Once diagnosed, DLBCL requires urgent and coordinated management. The standard first-line treatment remains the R-CHOP regimen, which has markedly improved survival rates [4,6,8]. Nonetheless, certain biological subtypes-particularly the activated B-cell-like (ABC) variant-are associated with poorer outcomes and higher relapse rates despite standard therapy [4,8,10]. In this patient, the initial response was suboptimal, with continued disease progression despite a reduction in metabolic activity on the PET scan. This highlights the aggressive and sometimes refractory nature of certain DLBCL subtypes, emphasizing the need for early consideration of second-line regimens such as salvage chemotherapy (e.g., R-ICE or R-DHAP), autologous stem cell transplantation, or novel agents, including CAR T-cell therapy in eligible patients.

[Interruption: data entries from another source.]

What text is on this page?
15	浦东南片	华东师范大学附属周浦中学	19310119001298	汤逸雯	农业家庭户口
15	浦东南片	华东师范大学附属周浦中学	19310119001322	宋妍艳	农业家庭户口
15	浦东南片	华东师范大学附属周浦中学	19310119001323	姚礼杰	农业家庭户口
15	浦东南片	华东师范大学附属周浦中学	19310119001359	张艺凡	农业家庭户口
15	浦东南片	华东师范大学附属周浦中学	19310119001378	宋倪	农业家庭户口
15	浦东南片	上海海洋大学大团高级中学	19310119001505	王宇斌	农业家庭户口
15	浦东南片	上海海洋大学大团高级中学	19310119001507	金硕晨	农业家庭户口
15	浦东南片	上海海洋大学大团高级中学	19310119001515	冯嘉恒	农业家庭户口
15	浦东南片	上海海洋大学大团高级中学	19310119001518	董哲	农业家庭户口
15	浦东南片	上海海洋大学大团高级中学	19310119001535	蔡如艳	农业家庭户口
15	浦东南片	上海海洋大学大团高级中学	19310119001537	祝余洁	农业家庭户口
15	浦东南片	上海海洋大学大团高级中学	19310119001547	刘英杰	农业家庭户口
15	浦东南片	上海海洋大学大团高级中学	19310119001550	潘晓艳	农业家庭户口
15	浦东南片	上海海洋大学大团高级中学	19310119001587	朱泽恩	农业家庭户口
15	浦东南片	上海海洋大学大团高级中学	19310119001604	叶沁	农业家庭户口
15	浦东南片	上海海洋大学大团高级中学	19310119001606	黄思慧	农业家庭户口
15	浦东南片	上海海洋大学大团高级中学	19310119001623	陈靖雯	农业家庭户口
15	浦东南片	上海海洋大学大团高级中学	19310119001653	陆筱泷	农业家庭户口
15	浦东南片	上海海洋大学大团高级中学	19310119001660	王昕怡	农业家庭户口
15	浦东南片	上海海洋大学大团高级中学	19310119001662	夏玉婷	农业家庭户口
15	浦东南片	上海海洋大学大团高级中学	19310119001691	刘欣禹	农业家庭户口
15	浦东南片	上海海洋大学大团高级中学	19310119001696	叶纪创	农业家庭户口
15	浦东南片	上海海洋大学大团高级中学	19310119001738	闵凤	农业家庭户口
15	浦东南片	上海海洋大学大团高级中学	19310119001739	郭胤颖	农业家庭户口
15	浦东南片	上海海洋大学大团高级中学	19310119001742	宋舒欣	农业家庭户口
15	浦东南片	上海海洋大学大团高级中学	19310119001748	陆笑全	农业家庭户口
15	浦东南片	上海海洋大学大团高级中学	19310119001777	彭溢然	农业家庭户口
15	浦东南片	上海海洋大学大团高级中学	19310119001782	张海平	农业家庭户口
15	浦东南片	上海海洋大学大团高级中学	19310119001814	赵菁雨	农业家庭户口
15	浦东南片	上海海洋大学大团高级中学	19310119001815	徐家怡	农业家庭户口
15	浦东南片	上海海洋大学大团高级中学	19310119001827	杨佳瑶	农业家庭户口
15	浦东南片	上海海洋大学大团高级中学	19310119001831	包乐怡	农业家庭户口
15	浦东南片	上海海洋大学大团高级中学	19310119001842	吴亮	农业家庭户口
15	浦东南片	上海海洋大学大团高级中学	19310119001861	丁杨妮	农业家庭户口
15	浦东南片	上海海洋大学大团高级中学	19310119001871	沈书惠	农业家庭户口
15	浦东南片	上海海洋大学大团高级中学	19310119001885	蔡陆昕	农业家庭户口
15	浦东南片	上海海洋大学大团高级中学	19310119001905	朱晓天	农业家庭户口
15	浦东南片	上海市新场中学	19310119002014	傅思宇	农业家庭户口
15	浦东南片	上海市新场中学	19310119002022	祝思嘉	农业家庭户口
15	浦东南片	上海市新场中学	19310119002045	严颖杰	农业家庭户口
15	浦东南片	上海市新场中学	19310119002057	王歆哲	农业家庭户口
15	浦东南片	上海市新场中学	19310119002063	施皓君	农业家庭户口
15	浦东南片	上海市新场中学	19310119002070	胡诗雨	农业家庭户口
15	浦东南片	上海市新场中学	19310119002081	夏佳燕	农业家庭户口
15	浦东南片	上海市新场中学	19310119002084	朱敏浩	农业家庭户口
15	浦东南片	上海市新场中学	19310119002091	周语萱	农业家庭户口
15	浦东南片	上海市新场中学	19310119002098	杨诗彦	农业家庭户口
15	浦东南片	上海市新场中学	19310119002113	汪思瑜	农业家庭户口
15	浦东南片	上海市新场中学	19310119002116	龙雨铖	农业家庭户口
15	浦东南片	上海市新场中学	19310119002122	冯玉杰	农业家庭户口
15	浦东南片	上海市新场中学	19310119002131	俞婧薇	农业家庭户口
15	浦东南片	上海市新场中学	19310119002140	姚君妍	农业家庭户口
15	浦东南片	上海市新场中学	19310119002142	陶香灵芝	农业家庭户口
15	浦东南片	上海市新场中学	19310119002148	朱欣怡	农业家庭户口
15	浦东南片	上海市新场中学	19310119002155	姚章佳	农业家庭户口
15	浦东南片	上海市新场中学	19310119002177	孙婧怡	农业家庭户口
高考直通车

This case also highlights the crucial role of multidisciplinary collaboration among primary care, orthopedics, and hematology. The family physician was instrumental in identifying the unusual course of what initially appeared to be a common infection, initiating the diagnostic workup, and ensuring timely referral, despite limitations in access to advanced diagnostic tools. This reinforces the need for heightened clinical vigilance and the value of reassessment in cases with atypical or non-resolving features. Finally, this case serves as a reminder that lymphoproliferative disorders should be included in the differential diagnosis of persistent or enlarging soft tissue lesions, particularly in older adults, even in the absence of classic systemic features or palpable lymphadenopathy. An open and dynamic diagnostic approach, incorporating timely imaging and biopsy, is crucial to avoid misdiagnosis and ensure prompt, appropriate therapy in aggressive hematologic malignancies.
Conclusions
DLBCL can present atypically as a rapidly enlarging soft tissue mass, mimicking infection, even without systemic symptoms. For soft tissue lesions unresponsive to standard treatments, malignancy must be strongly considered in the differential diagnosis. Timely imaging and biopsy are essential for accurate diagnosis and prompt initiation of therapy. Additionally, early detection can significantly influence treatment decisions, which is especially important for younger and fitter patients who may be candidates for more aggressive alternative therapies. This report underscores the critical importance of clinical vigilance, multidisciplinary collaboration, and maintaining a low threshold for re-evaluation in atypical or persistent soft tissue lesions, particularly in elderly patients.